The U.S. currently grants about 1.1 million green cards — or permanent resident visas — every year. About two-thirds of those go to immigrants with family connections in the U.S. And only 12 percent go to immigrants with job offers.
"Really, our system is just not very responsive to the changing needs of our economy and also the changing realities of a stratified society in which people with very low incomes are oftentimes struggling, whereas people with higher incomes tend to be in a better position to support themselves in their families," Salam said.
Last year, Republican Sens. Tom Cotton and David Perdue introduced an immigration bill including the kind of merit-based system that Salam recommends. President Donald Trump endorsed it.
But opponents said the point-based system ran counter to the country's interests and pointed to low-skilled immigrants in past generations who have contributed greatly to our country. Besides, they say, the system would discriminate against non-white immigrants. Salam's response: Our economy has evolved, and so should our immigration laws.
As the pace of automation accelerates, many experts say there might be fewer jobs for low-skill workers.
Salam also wants people to recognize that most advocates of immigration restrictions are not racists.
"A large majority of voters want a controlled and managed immigration system.

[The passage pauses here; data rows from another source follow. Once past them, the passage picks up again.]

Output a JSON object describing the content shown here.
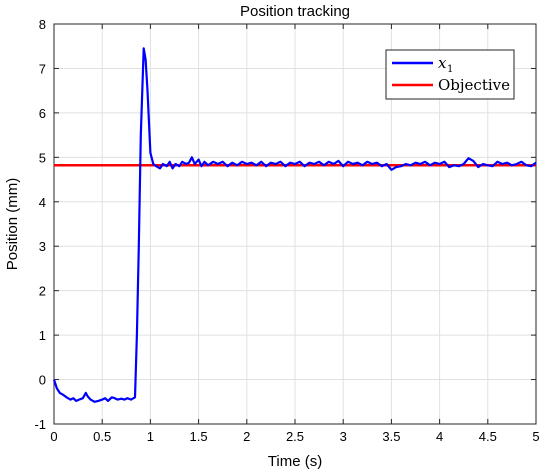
{
  "chart_data": {
    "type": "line",
    "title": "Position tracking",
    "xlabel": "Time (s)",
    "ylabel": "Position (mm)",
    "xlim": [
      0,
      5
    ],
    "ylim": [
      -1,
      8
    ],
    "xticks": [
      0,
      0.5,
      1,
      1.5,
      2,
      2.5,
      3,
      3.5,
      4,
      4.5,
      5
    ],
    "xtick_labels": [
      "0",
      "0.5",
      "1",
      "1.5",
      "2",
      "2.5",
      "3",
      "3.5",
      "4",
      "4.5",
      "5"
    ],
    "yticks": [
      -1,
      0,
      1,
      2,
      3,
      4,
      5,
      6,
      7,
      8
    ],
    "ytick_labels": [
      "-1",
      "0",
      "1",
      "2",
      "3",
      "4",
      "5",
      "6",
      "7",
      "8"
    ],
    "grid": true,
    "legend_position": "top-right",
    "series": [
      {
        "name": "x1",
        "legend_main": "x",
        "legend_sub": "1",
        "color": "#0000ff",
        "x": [
          0,
          0.03,
          0.06,
          0.1,
          0.13,
          0.17,
          0.2,
          0.23,
          0.26,
          0.3,
          0.33,
          0.35,
          0.38,
          0.42,
          0.46,
          0.5,
          0.53,
          0.56,
          0.6,
          0.63,
          0.66,
          0.7,
          0.73,
          0.76,
          0.8,
          0.84,
          0.86,
          0.88,
          0.9,
          0.93,
          0.95,
          0.97,
          1.0,
          1.03,
          1.06,
          1.1,
          1.13,
          1.17,
          1.2,
          1.23,
          1.26,
          1.3,
          1.33,
          1.37,
          1.4,
          1.43,
          1.46,
          1.5,
          1.53,
          1.56,
          1.6,
          1.65,
          1.7,
          1.75,
          1.8,
          1.85,
          1.9,
          1.95,
          2.0,
          2.05,
          2.1,
          2.15,
          2.2,
          2.25,
          2.3,
          2.35,
          2.4,
          2.45,
          2.5,
          2.55,
          2.6,
          2.65,
          2.7,
          2.75,
          2.8,
          2.85,
          2.9,
          2.95,
          3.0,
          3.05,
          3.1,
          3.15,
          3.2,
          3.25,
          3.3,
          3.35,
          3.4,
          3.45,
          3.5,
          3.55,
          3.6,
          3.65,
          3.7,
          3.75,
          3.8,
          3.85,
          3.9,
          3.95,
          4.0,
          4.05,
          4.1,
          4.15,
          4.2,
          4.25,
          4.3,
          4.35,
          4.4,
          4.45,
          4.5,
          4.55,
          4.6,
          4.65,
          4.7,
          4.75,
          4.8,
          4.85,
          4.9,
          4.95,
          5.0
        ],
        "y": [
          0,
          -0.2,
          -0.3,
          -0.35,
          -0.4,
          -0.45,
          -0.42,
          -0.48,
          -0.45,
          -0.42,
          -0.3,
          -0.38,
          -0.45,
          -0.5,
          -0.48,
          -0.45,
          -0.42,
          -0.48,
          -0.4,
          -0.42,
          -0.45,
          -0.43,
          -0.45,
          -0.42,
          -0.45,
          -0.4,
          1.0,
          3.0,
          5.5,
          7.45,
          7.2,
          6.5,
          5.1,
          4.85,
          4.8,
          4.75,
          4.85,
          4.8,
          4.9,
          4.75,
          4.85,
          4.8,
          4.9,
          4.85,
          4.88,
          5.0,
          4.85,
          4.95,
          4.8,
          4.9,
          4.82,
          4.9,
          4.85,
          4.9,
          4.8,
          4.88,
          4.82,
          4.9,
          4.85,
          4.88,
          4.82,
          4.9,
          4.8,
          4.88,
          4.85,
          4.9,
          4.8,
          4.88,
          4.85,
          4.9,
          4.8,
          4.88,
          4.85,
          4.9,
          4.82,
          4.9,
          4.85,
          4.92,
          4.8,
          4.9,
          4.85,
          4.88,
          4.82,
          4.9,
          4.85,
          4.88,
          4.8,
          4.85,
          4.72,
          4.78,
          4.8,
          4.85,
          4.82,
          4.88,
          4.85,
          4.9,
          4.82,
          4.88,
          4.85,
          4.9,
          4.78,
          4.82,
          4.8,
          4.85,
          4.98,
          4.92,
          4.78,
          4.85,
          4.82,
          4.8,
          4.9,
          4.85,
          4.88,
          4.82,
          4.85,
          4.9,
          4.82,
          4.8,
          4.88
        ]
      },
      {
        "name": "Objective",
        "color": "#ff0000",
        "x": [
          0,
          5
        ],
        "y": [
          4.82,
          4.82
        ]
      }
    ]
  }
}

They are indifferent to the skin color of newcomers, of intending immigrants, but they really do care about, for example, whether or not these women and men speak conversational English, whether or not they are capable of becoming full members of society without a very large infusion of public investment."

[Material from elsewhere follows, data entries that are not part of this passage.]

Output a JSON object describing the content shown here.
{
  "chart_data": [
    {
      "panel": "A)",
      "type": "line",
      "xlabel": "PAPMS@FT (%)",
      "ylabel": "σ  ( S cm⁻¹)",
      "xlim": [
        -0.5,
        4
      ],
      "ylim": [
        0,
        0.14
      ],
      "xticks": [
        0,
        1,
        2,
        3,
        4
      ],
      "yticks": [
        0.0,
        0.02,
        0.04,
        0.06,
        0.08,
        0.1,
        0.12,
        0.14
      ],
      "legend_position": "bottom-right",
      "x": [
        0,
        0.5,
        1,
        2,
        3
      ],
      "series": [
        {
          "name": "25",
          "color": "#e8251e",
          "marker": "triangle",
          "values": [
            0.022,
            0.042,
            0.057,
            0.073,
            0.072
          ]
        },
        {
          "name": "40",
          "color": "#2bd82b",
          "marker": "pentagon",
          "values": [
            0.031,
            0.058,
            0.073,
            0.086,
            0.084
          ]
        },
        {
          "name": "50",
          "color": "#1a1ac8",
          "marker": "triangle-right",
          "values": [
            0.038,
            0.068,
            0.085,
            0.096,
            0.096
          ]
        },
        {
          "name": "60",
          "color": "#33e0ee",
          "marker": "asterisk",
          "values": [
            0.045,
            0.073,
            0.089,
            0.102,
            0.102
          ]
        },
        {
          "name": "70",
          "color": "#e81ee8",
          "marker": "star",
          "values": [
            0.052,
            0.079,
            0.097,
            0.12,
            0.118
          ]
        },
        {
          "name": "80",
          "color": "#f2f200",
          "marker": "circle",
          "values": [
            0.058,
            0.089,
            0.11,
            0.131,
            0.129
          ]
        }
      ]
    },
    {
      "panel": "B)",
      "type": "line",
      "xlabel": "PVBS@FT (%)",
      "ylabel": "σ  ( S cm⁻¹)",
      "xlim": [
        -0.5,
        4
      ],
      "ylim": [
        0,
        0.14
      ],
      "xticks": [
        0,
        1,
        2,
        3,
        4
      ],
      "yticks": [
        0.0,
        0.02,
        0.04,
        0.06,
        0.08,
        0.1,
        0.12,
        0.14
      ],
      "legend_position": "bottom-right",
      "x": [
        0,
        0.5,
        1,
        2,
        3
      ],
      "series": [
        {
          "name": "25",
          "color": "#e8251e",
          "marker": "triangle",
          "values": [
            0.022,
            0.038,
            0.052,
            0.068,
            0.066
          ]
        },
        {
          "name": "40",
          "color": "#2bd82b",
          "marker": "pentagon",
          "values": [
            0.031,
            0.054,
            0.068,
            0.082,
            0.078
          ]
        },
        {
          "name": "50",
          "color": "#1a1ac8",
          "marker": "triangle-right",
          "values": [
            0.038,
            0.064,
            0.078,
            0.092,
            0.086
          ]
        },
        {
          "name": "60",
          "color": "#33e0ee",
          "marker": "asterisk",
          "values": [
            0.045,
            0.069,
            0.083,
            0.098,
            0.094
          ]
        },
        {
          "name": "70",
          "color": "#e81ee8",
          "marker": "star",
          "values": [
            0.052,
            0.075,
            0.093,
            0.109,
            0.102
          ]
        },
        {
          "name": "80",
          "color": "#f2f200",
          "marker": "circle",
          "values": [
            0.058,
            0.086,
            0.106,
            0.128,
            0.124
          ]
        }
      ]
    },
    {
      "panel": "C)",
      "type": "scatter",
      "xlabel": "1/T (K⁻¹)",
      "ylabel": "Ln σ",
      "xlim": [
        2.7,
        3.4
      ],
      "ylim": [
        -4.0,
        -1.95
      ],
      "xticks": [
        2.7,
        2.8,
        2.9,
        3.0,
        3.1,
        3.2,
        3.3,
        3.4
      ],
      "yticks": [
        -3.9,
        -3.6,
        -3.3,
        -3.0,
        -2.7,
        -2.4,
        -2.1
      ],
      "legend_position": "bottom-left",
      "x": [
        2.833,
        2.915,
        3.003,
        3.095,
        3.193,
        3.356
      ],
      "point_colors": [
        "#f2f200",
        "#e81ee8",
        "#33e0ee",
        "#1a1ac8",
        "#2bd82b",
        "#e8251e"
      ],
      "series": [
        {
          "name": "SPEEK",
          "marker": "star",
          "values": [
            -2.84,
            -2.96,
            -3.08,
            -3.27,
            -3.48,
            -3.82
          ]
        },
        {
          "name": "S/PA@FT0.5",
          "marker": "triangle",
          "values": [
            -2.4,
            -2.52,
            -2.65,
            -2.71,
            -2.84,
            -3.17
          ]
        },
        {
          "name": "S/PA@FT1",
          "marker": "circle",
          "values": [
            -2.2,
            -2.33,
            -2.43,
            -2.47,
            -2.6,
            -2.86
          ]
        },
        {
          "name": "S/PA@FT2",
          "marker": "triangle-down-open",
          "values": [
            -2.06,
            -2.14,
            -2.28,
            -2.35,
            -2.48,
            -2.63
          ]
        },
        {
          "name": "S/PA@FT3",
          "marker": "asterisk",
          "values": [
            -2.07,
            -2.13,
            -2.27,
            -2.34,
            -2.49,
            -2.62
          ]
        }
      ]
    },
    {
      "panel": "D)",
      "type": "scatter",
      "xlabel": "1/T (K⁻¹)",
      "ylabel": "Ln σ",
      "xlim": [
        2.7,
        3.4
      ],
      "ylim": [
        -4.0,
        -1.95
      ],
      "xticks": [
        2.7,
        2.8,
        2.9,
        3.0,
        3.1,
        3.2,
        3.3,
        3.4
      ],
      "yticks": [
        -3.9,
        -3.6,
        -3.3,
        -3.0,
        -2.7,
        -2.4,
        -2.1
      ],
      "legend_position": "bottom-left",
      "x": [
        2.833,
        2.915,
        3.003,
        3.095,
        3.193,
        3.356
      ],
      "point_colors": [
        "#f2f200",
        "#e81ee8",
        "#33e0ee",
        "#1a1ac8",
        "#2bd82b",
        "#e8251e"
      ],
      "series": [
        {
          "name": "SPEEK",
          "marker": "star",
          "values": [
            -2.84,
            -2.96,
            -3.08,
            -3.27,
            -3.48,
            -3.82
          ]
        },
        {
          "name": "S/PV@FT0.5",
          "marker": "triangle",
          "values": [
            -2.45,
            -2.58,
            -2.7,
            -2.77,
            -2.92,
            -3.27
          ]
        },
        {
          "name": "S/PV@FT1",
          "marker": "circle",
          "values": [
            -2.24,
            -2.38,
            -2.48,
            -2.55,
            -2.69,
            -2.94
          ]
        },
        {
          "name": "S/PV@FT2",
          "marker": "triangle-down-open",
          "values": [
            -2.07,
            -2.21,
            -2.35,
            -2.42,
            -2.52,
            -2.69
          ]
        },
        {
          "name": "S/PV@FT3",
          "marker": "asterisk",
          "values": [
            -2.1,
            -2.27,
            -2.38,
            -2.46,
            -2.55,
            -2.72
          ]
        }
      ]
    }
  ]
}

Salam also argues that low-income immigrants — by no fault of their own — are less likely to assimilate beyond their ethnic groups and more likely to need social services. In turn, that tends to aggravate anti-immigrant sentiments among some Americans. On the flip side, the children of impoverished immigrants tend to strongly resent the current ethnic inequality of our country.
So if we don't want our ethnic and class conflicts to intensify, Salam says we urgently need compromises like his that, over generations, would bring Americans back together.